Doctors at Harlem Hospital say they're upset over a recent decision by the Health and Hospitals Corporation to save money by limiting its relationship with Columbia University, and are now threatening to strike.
Under a new arrangement, doctors will still be allowed to teach Columbia medical students but will lose out on a deal that covered 100 percent of their kids' college tuition, 50 percent if they went elsewhere.
They will also no longer receive pension benefits provided by the university. Instead, they will now be employed by Physician Affiliate Group Of New York, a private corporation that also manages Lincoln Medical Center in the Bronx.
The union says it wants the tuition and pension perks that helped Harlem Hospital remain competitive, despite lower salaries than many other hospitals.
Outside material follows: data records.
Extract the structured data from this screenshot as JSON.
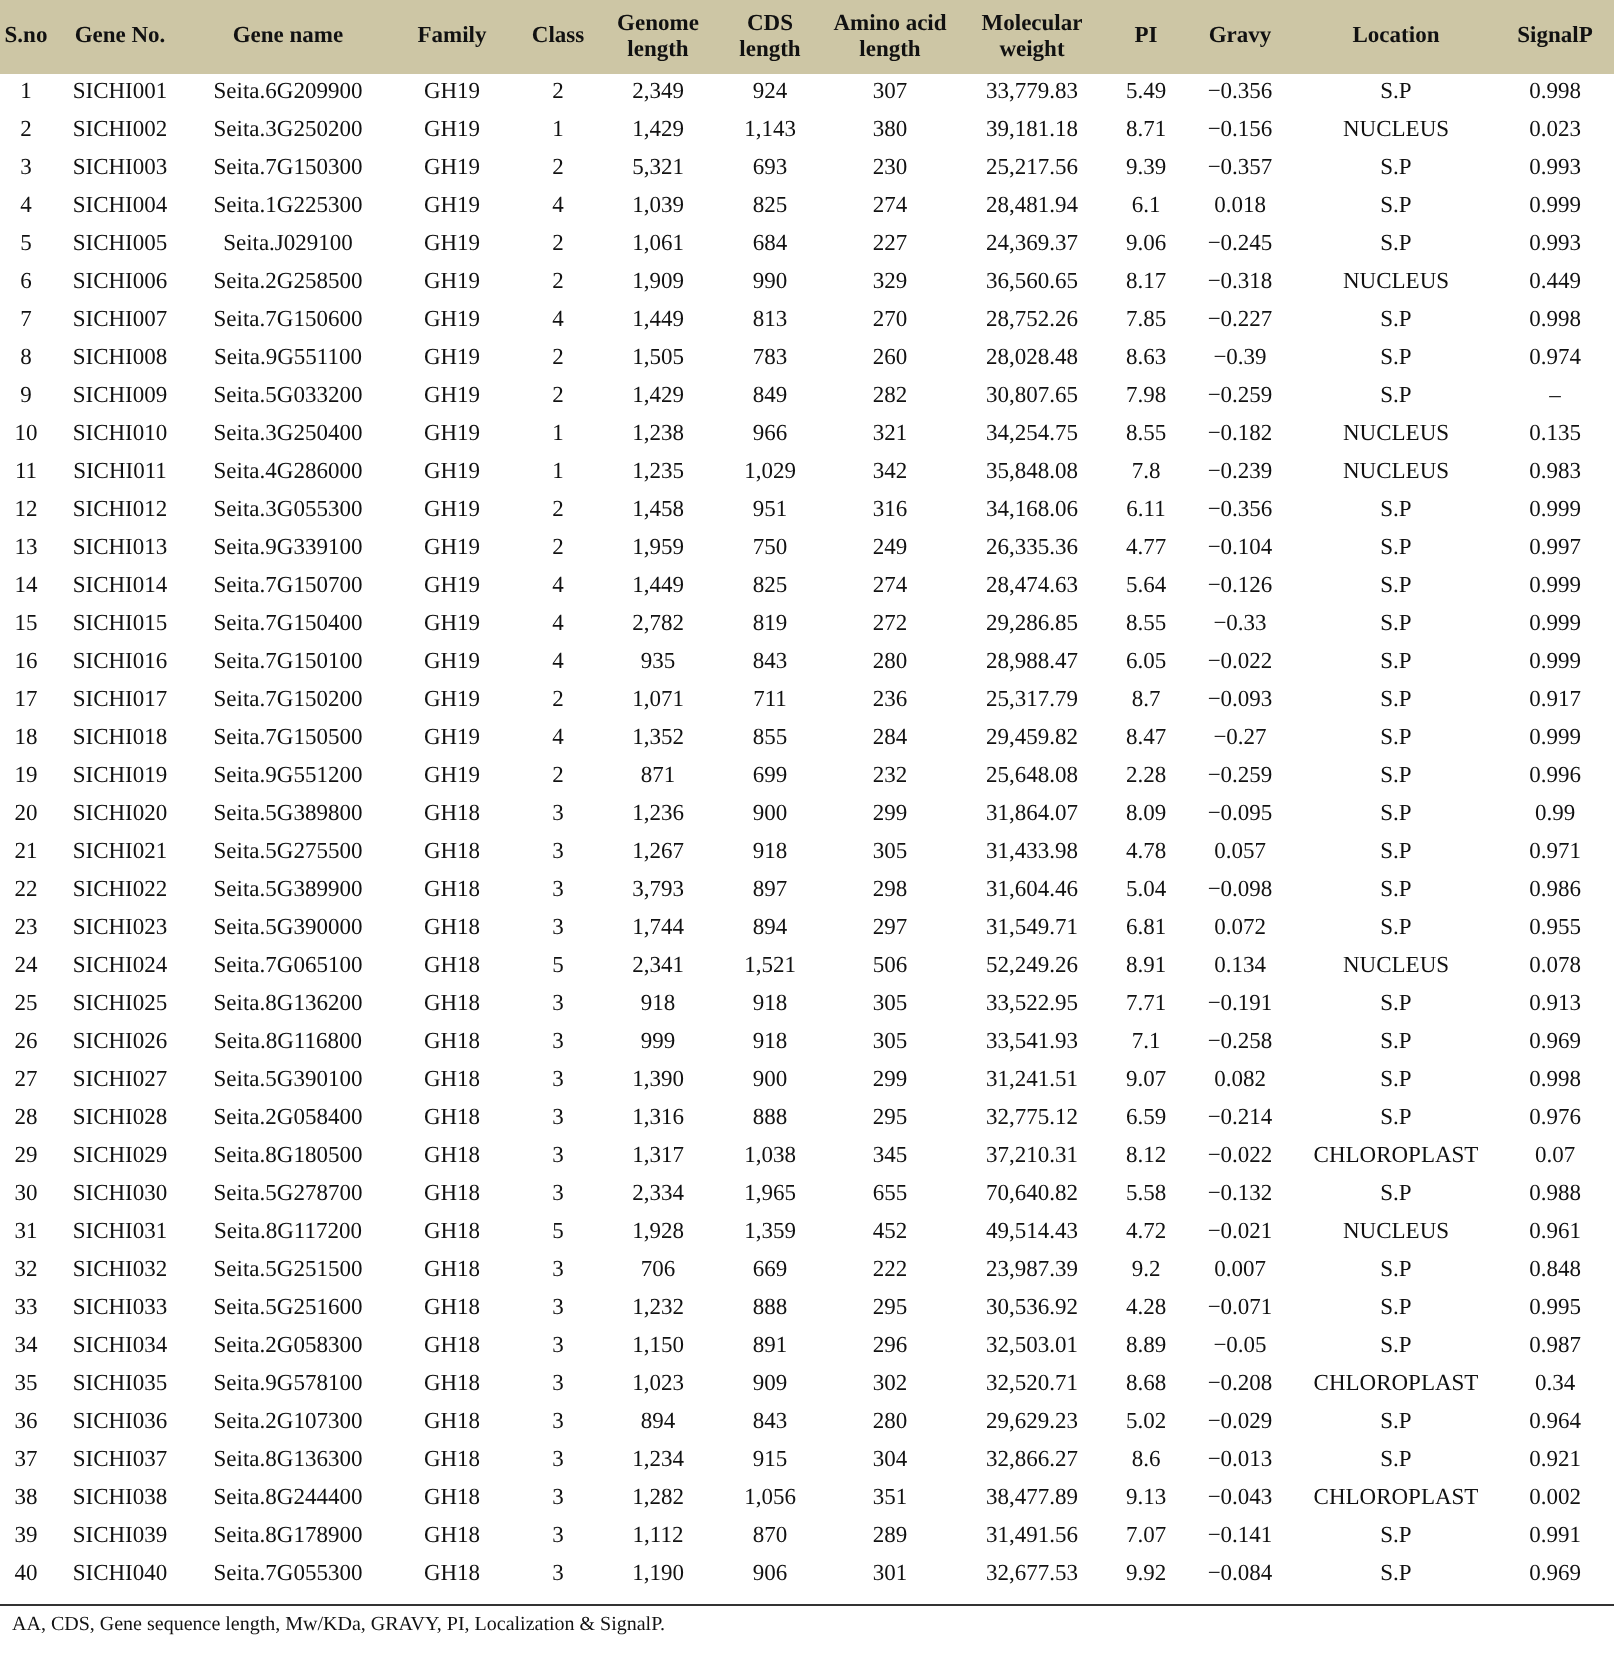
{
  "table": {
    "columns": [
      "S.no",
      "Gene No.",
      "Gene name",
      "Family",
      "Class",
      "Genome length",
      "CDS length",
      "Amino acid length",
      "Molecular weight",
      "PI",
      "Gravy",
      "Location",
      "SignalP"
    ],
    "rows": [
      [
        "1",
        "SICHI001",
        "Seita.6G209900",
        "GH19",
        "2",
        "2,349",
        "924",
        "307",
        "33,779.83",
        "5.49",
        "−0.356",
        "S.P",
        "0.998"
      ],
      [
        "2",
        "SICHI002",
        "Seita.3G250200",
        "GH19",
        "1",
        "1,429",
        "1,143",
        "380",
        "39,181.18",
        "8.71",
        "−0.156",
        "NUCLEUS",
        "0.023"
      ],
      [
        "3",
        "SICHI003",
        "Seita.7G150300",
        "GH19",
        "2",
        "5,321",
        "693",
        "230",
        "25,217.56",
        "9.39",
        "−0.357",
        "S.P",
        "0.993"
      ],
      [
        "4",
        "SICHI004",
        "Seita.1G225300",
        "GH19",
        "4",
        "1,039",
        "825",
        "274",
        "28,481.94",
        "6.1",
        "0.018",
        "S.P",
        "0.999"
      ],
      [
        "5",
        "SICHI005",
        "Seita.J029100",
        "GH19",
        "2",
        "1,061",
        "684",
        "227",
        "24,369.37",
        "9.06",
        "−0.245",
        "S.P",
        "0.993"
      ],
      [
        "6",
        "SICHI006",
        "Seita.2G258500",
        "GH19",
        "2",
        "1,909",
        "990",
        "329",
        "36,560.65",
        "8.17",
        "−0.318",
        "NUCLEUS",
        "0.449"
      ],
      [
        "7",
        "SICHI007",
        "Seita.7G150600",
        "GH19",
        "4",
        "1,449",
        "813",
        "270",
        "28,752.26",
        "7.85",
        "−0.227",
        "S.P",
        "0.998"
      ],
      [
        "8",
        "SICHI008",
        "Seita.9G551100",
        "GH19",
        "2",
        "1,505",
        "783",
        "260",
        "28,028.48",
        "8.63",
        "−0.39",
        "S.P",
        "0.974"
      ],
      [
        "9",
        "SICHI009",
        "Seita.5G033200",
        "GH19",
        "2",
        "1,429",
        "849",
        "282",
        "30,807.65",
        "7.98",
        "−0.259",
        "S.P",
        "–"
      ],
      [
        "10",
        "SICHI010",
        "Seita.3G250400",
        "GH19",
        "1",
        "1,238",
        "966",
        "321",
        "34,254.75",
        "8.55",
        "−0.182",
        "NUCLEUS",
        "0.135"
      ],
      [
        "11",
        "SICHI011",
        "Seita.4G286000",
        "GH19",
        "1",
        "1,235",
        "1,029",
        "342",
        "35,848.08",
        "7.8",
        "−0.239",
        "NUCLEUS",
        "0.983"
      ],
      [
        "12",
        "SICHI012",
        "Seita.3G055300",
        "GH19",
        "2",
        "1,458",
        "951",
        "316",
        "34,168.06",
        "6.11",
        "−0.356",
        "S.P",
        "0.999"
      ],
      [
        "13",
        "SICHI013",
        "Seita.9G339100",
        "GH19",
        "2",
        "1,959",
        "750",
        "249",
        "26,335.36",
        "4.77",
        "−0.104",
        "S.P",
        "0.997"
      ],
      [
        "14",
        "SICHI014",
        "Seita.7G150700",
        "GH19",
        "4",
        "1,449",
        "825",
        "274",
        "28,474.63",
        "5.64",
        "−0.126",
        "S.P",
        "0.999"
      ],
      [
        "15",
        "SICHI015",
        "Seita.7G150400",
        "GH19",
        "4",
        "2,782",
        "819",
        "272",
        "29,286.85",
        "8.55",
        "−0.33",
        "S.P",
        "0.999"
      ],
      [
        "16",
        "SICHI016",
        "Seita.7G150100",
        "GH19",
        "4",
        "935",
        "843",
        "280",
        "28,988.47",
        "6.05",
        "−0.022",
        "S.P",
        "0.999"
      ],
      [
        "17",
        "SICHI017",
        "Seita.7G150200",
        "GH19",
        "2",
        "1,071",
        "711",
        "236",
        "25,317.79",
        "8.7",
        "−0.093",
        "S.P",
        "0.917"
      ],
      [
        "18",
        "SICHI018",
        "Seita.7G150500",
        "GH19",
        "4",
        "1,352",
        "855",
        "284",
        "29,459.82",
        "8.47",
        "−0.27",
        "S.P",
        "0.999"
      ],
      [
        "19",
        "SICHI019",
        "Seita.9G551200",
        "GH19",
        "2",
        "871",
        "699",
        "232",
        "25,648.08",
        "2.28",
        "−0.259",
        "S.P",
        "0.996"
      ],
      [
        "20",
        "SICHI020",
        "Seita.5G389800",
        "GH18",
        "3",
        "1,236",
        "900",
        "299",
        "31,864.07",
        "8.09",
        "−0.095",
        "S.P",
        "0.99"
      ],
      [
        "21",
        "SICHI021",
        "Seita.5G275500",
        "GH18",
        "3",
        "1,267",
        "918",
        "305",
        "31,433.98",
        "4.78",
        "0.057",
        "S.P",
        "0.971"
      ],
      [
        "22",
        "SICHI022",
        "Seita.5G389900",
        "GH18",
        "3",
        "3,793",
        "897",
        "298",
        "31,604.46",
        "5.04",
        "−0.098",
        "S.P",
        "0.986"
      ],
      [
        "23",
        "SICHI023",
        "Seita.5G390000",
        "GH18",
        "3",
        "1,744",
        "894",
        "297",
        "31,549.71",
        "6.81",
        "0.072",
        "S.P",
        "0.955"
      ],
      [
        "24",
        "SICHI024",
        "Seita.7G065100",
        "GH18",
        "5",
        "2,341",
        "1,521",
        "506",
        "52,249.26",
        "8.91",
        "0.134",
        "NUCLEUS",
        "0.078"
      ],
      [
        "25",
        "SICHI025",
        "Seita.8G136200",
        "GH18",
        "3",
        "918",
        "918",
        "305",
        "33,522.95",
        "7.71",
        "−0.191",
        "S.P",
        "0.913"
      ],
      [
        "26",
        "SICHI026",
        "Seita.8G116800",
        "GH18",
        "3",
        "999",
        "918",
        "305",
        "33,541.93",
        "7.1",
        "−0.258",
        "S.P",
        "0.969"
      ],
      [
        "27",
        "SICHI027",
        "Seita.5G390100",
        "GH18",
        "3",
        "1,390",
        "900",
        "299",
        "31,241.51",
        "9.07",
        "0.082",
        "S.P",
        "0.998"
      ],
      [
        "28",
        "SICHI028",
        "Seita.2G058400",
        "GH18",
        "3",
        "1,316",
        "888",
        "295",
        "32,775.12",
        "6.59",
        "−0.214",
        "S.P",
        "0.976"
      ],
      [
        "29",
        "SICHI029",
        "Seita.8G180500",
        "GH18",
        "3",
        "1,317",
        "1,038",
        "345",
        "37,210.31",
        "8.12",
        "−0.022",
        "CHLOROPLAST",
        "0.07"
      ],
      [
        "30",
        "SICHI030",
        "Seita.5G278700",
        "GH18",
        "3",
        "2,334",
        "1,965",
        "655",
        "70,640.82",
        "5.58",
        "−0.132",
        "S.P",
        "0.988"
      ],
      [
        "31",
        "SICHI031",
        "Seita.8G117200",
        "GH18",
        "5",
        "1,928",
        "1,359",
        "452",
        "49,514.43",
        "4.72",
        "−0.021",
        "NUCLEUS",
        "0.961"
      ],
      [
        "32",
        "SICHI032",
        "Seita.5G251500",
        "GH18",
        "3",
        "706",
        "669",
        "222",
        "23,987.39",
        "9.2",
        "0.007",
        "S.P",
        "0.848"
      ],
      [
        "33",
        "SICHI033",
        "Seita.5G251600",
        "GH18",
        "3",
        "1,232",
        "888",
        "295",
        "30,536.92",
        "4.28",
        "−0.071",
        "S.P",
        "0.995"
      ],
      [
        "34",
        "SICHI034",
        "Seita.2G058300",
        "GH18",
        "3",
        "1,150",
        "891",
        "296",
        "32,503.01",
        "8.89",
        "−0.05",
        "S.P",
        "0.987"
      ],
      [
        "35",
        "SICHI035",
        "Seita.9G578100",
        "GH18",
        "3",
        "1,023",
        "909",
        "302",
        "32,520.71",
        "8.68",
        "−0.208",
        "CHLOROPLAST",
        "0.34"
      ],
      [
        "36",
        "SICHI036",
        "Seita.2G107300",
        "GH18",
        "3",
        "894",
        "843",
        "280",
        "29,629.23",
        "5.02",
        "−0.029",
        "S.P",
        "0.964"
      ],
      [
        "37",
        "SICHI037",
        "Seita.8G136300",
        "GH18",
        "3",
        "1,234",
        "915",
        "304",
        "32,866.27",
        "8.6",
        "−0.013",
        "S.P",
        "0.921"
      ],
      [
        "38",
        "SICHI038",
        "Seita.8G244400",
        "GH18",
        "3",
        "1,282",
        "1,056",
        "351",
        "38,477.89",
        "9.13",
        "−0.043",
        "CHLOROPLAST",
        "0.002"
      ],
      [
        "39",
        "SICHI039",
        "Seita.8G178900",
        "GH18",
        "3",
        "1,112",
        "870",
        "289",
        "31,491.56",
        "7.07",
        "−0.141",
        "S.P",
        "0.991"
      ],
      [
        "40",
        "SICHI040",
        "Seita.7G055300",
        "GH18",
        "3",
        "1,190",
        "906",
        "301",
        "32,677.53",
        "9.92",
        "−0.084",
        "S.P",
        "0.969"
      ]
    ],
    "footnote": "AA, CDS, Gene sequence length, Mw/KDa, GRAVY, PI, Localization & SignalP."
  }
}
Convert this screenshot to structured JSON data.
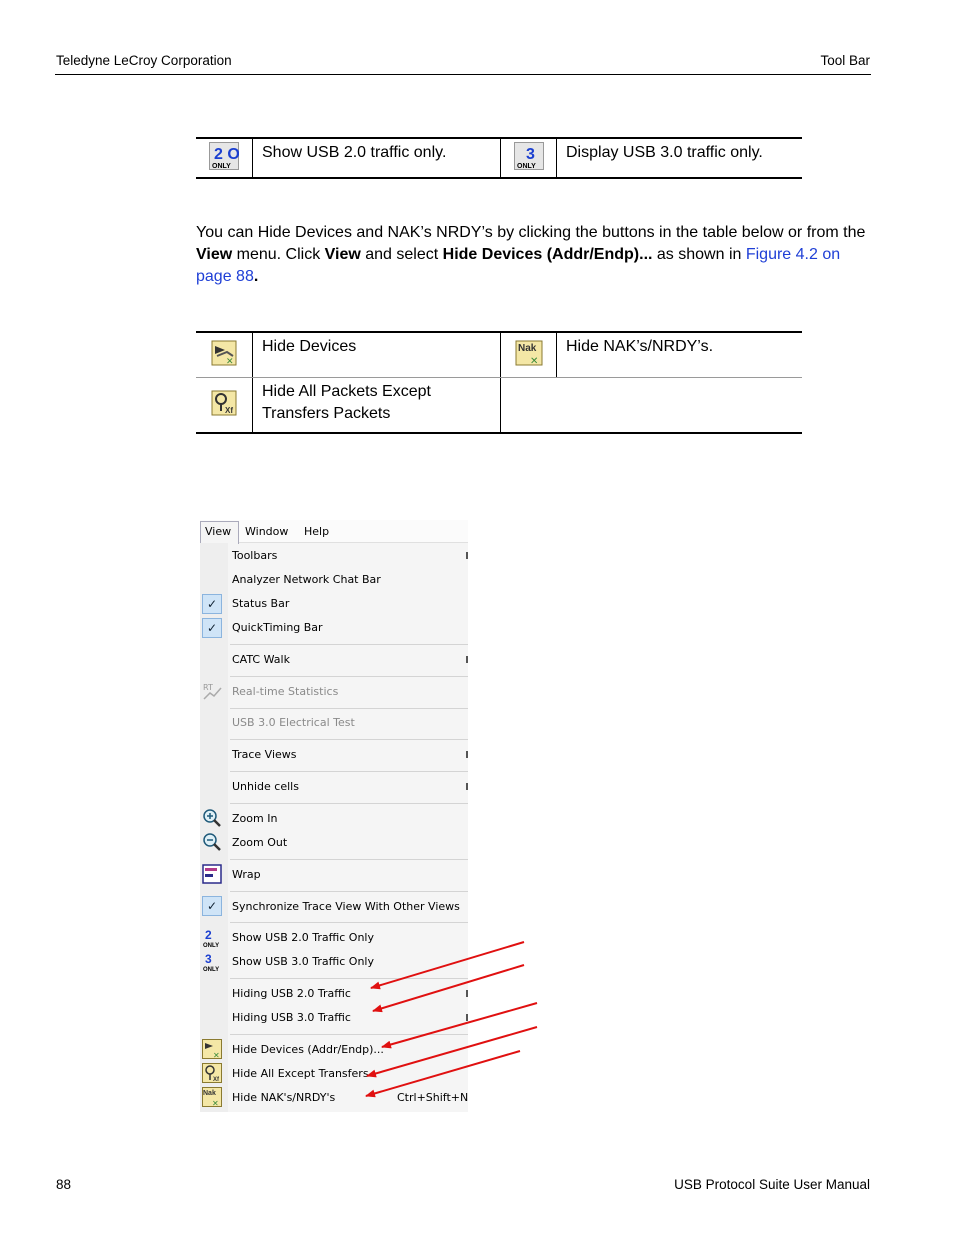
{
  "header": {
    "left": "Teledyne LeCroy Corporation",
    "right": "Tool Bar"
  },
  "table1": {
    "cell1": "Show USB 2.0 traffic only.",
    "cell2": "Display USB 3.0 traffic only."
  },
  "paragraph": {
    "p1": "You can Hide Devices and NAK’s NRDY’s by clicking the buttons in the table below or from the ",
    "b1": "View",
    "p2": " menu. Click ",
    "b2": "View",
    "p3": " and select ",
    "b3": "Hide Devices (Addr/Endp)...",
    "p4": " as shown in ",
    "link": "Figure 4.2 on page 88",
    "p5": "."
  },
  "table2": {
    "r1c1": "Hide Devices",
    "r1c2": "Hide NAK’s/NRDY’s.",
    "r2c1a": "Hide All Packets Except",
    "r2c1b": "Transfers Packets"
  },
  "menu": {
    "bar": [
      "View",
      "Window",
      "Help"
    ],
    "items": {
      "toolbars": "Toolbars",
      "chat": "Analyzer Network Chat Bar",
      "status": "Status Bar",
      "quicktiming": "QuickTiming Bar",
      "catc": "CATC Walk",
      "rts": "Real-time Statistics",
      "electrical": "USB 3.0 Electrical Test",
      "traceviews": "Trace Views",
      "unhide": "Unhide cells",
      "zoomin": "Zoom In",
      "zoomout": "Zoom Out",
      "wrap": "Wrap",
      "sync": "Synchronize Trace View With Other Views",
      "usb2": "Show USB 2.0 Traffic Only",
      "usb3": "Show USB 3.0 Traffic Only",
      "hide2": "Hiding USB 2.0 Traffic",
      "hide3": "Hiding USB 3.0 Traffic",
      "hidedev": "Hide Devices (Addr/Endp)...",
      "hideexcept": "Hide All Except Transfers",
      "hidenak": "Hide NAK's/NRDY's",
      "hidenak_shortcut": "Ctrl+Shift+N"
    },
    "icons": {
      "usb2": "2 ONLY",
      "usb3": "3 ONLY",
      "nak": "Nak",
      "rt": "RT"
    }
  },
  "colors": {
    "arrow": "#e01010",
    "link": "#1f3fd6",
    "check_bg": "#cfe4f7"
  },
  "footer": {
    "page": "88",
    "title": "USB Protocol Suite User Manual"
  }
}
Still, HHC says the benefits under the new corporation are comparable, and both HHC and the hospital say they are ready should doctors decide to walk off the job.
"Our contingency plans are rapidly coming into place and when the date is announced of the strike, we have 10 days to make sure they're in place and we're ready to go," said Harlem Hospital Executive Director John Palmer.
"We are preparing for a possibility of a strike. It's disappointing it's come to this because we feel we have a very fair compensation package on the table," said NYC Health and Hospitals CEO Alan Aviles.
Meanwhile, people in the community say they have mixed feelings.
"They're doctors, they should be able to pay for their education just like everybody else. We need them here. There's people sick out here," said one Harlem resident.
"I don't think doctors are rich, they're here to serve. If they were rich they wouldn't be here working and for their kids to go to college that's also saving their lives," said another.
Doctors at Harlem Hospital did not want to talk on camera and their union says it doesn't want to negotiate in the media.
A meeting is scheduled for Thursday to discuss if and when a strike will take place.